The death of the author’s mother drives a number of upcoming titles. Sherman Alexie won both the National Book Award for his semiauto-biographical novel The Absolutely True Diary of a Part-Time Indian and the Odyssey Award for its audiobook, which he narrated. In You Don’t Have To Say You Love Me (Hachette Audio, Jun.; read by the author), he writes about his complicated relationship with his mother, Lillian. In We Are All Shipwrecks (Recorded Bks., Sept.), Kelley Grey Carlisle investigates her mother’s murder and recalls her own unusual upbringing with her porn store–owning grandparents. Sarah Perry also writes about her mother’s untimely death in After the Eclipse: A Mother’s Murder, a Daughter’s Search (HighBridge, Sept.). Comedian/actor Eddie Izzard was six years old when his mother died; the effects of that loss on the rest of his life are among the topics he considers in Believe Me: A Memoir of Love, Death, and Jazz Chickens (Books on Tape, Jun.; read by the author). Edwidge Danticat’s The Art of Death: Writing the Final Story (Recorded Bks., Jul.) explores both her mother’s death from cancer and the act of writing about the end of life.


THE WRITTEN WORD

John McPhee also looks at the act of writing in Draft No. 4: On the Writing Process (Recorded Bks., Sept.; read by the author). The essays depict the writing process from reporting to drafting through several rounds of revision. Those in the revision process may benefit from David Crystal’s grammar guide Making Sense: The Glamorous Story of English Grammar (Recorded Bks., Jul.), in which the author aims to dispel the notion that grammar is dull and intimidating, while those having trouble getting started might turn to Edward O. Wilson’s The Origins of Creativity (Recorded Bks., Sept.), which probes what Wilson calls “the unique and defining trait of our species.” Bruce Handy considers the act of reading in Wild Things: The Joy of Reading Children’s Literature as an Adult (HighBridge, Aug.), as he revisits classic works of American children’s literature by such authors as L. Frank Baum, Eric Carle, and Beverly Cleary.


THE LIVES OF WOMEN

This summer will see several group biographies of women. Elizabeth Norton’s The Hidden Lives of Tudor Women: A Social History (HighBridge, Jul.) looks at the lives of Tudor women from birth to old age, drawing on examples including Elizabeth Tudor, Henry VIII’s sister; Cecily Burbage, Elizabeth’s wet nurse; influential widow Mary Howard; and Elizabeth Barton, a peasant girl who became a seer. Sargent’s Women: Four Lives Behind the Canvas by Donna M. Lucey (HighBridge, Aug.; read by Elizabeth Wiley) uses letters and diaries to survey the lives of women whose portraits were painted by John Singer Sargent: Elsie Palmer, Elizabeth Chanler, Sally Fairchild, and Isabella Stewart Gardner. ­Alison Weir casts her gaze back to the Middle Ages for Queens of the Conquest: England’s Medieval Queens (Recorded Bks., Sept.), profiling Matilda of Flanders, the wife of William the Conqueror, and Empress Matilda, the mother of King Henry II, among others.

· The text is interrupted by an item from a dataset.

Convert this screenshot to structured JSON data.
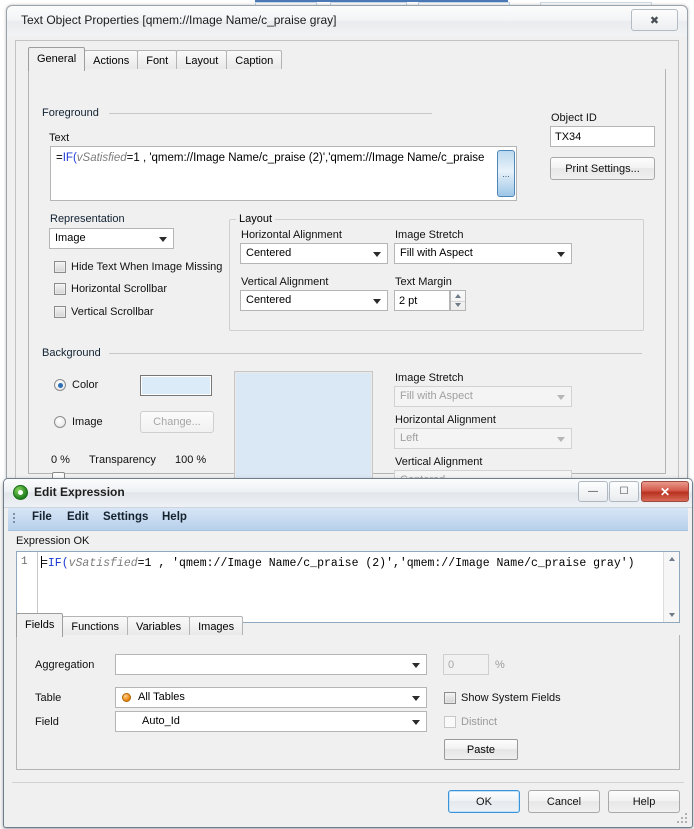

Rebecca Solnit follows up Men Explain Things to Me with the essay collection The Mother of All Questions (Tantor, May; read by Tanya Eby), in which she devotes herself to such topics as rape jokes, gender-based violence, and the masculinity of the literary canon. In A Uterus Is a Feature, Not a Bug: The Working Woman’s Guide to Overthrowing the Patriarchy (Harper Audio, Nov.), Sarah Lacy posits that working mothers, far from being distracted or weak, are focused, decisive, and tremendous assets to their organizations.

A collaboration among seven playwrights and seven female activists, Seven (L.A. Theatre Works, May) relates true and inspiring stories of overcoming adversity. Written by Paula Cizmar, Catherine Filloux, Gail Kriegel, Carol K. Mack, Ruth Margraff, Anna Deavere Smith, and Susan Yankowitz, it is performed by an all-star cast: Shannon Holt, Jossara Jinaro, Alex Kingston, Emily Kuroda, Sameerah Luqmaan-Harris, Annet Mahendru, and Sarah Shahi.

Merely the tip of the season’s audiobook iceberg, these titles will provide listeners with hours of enjoyment.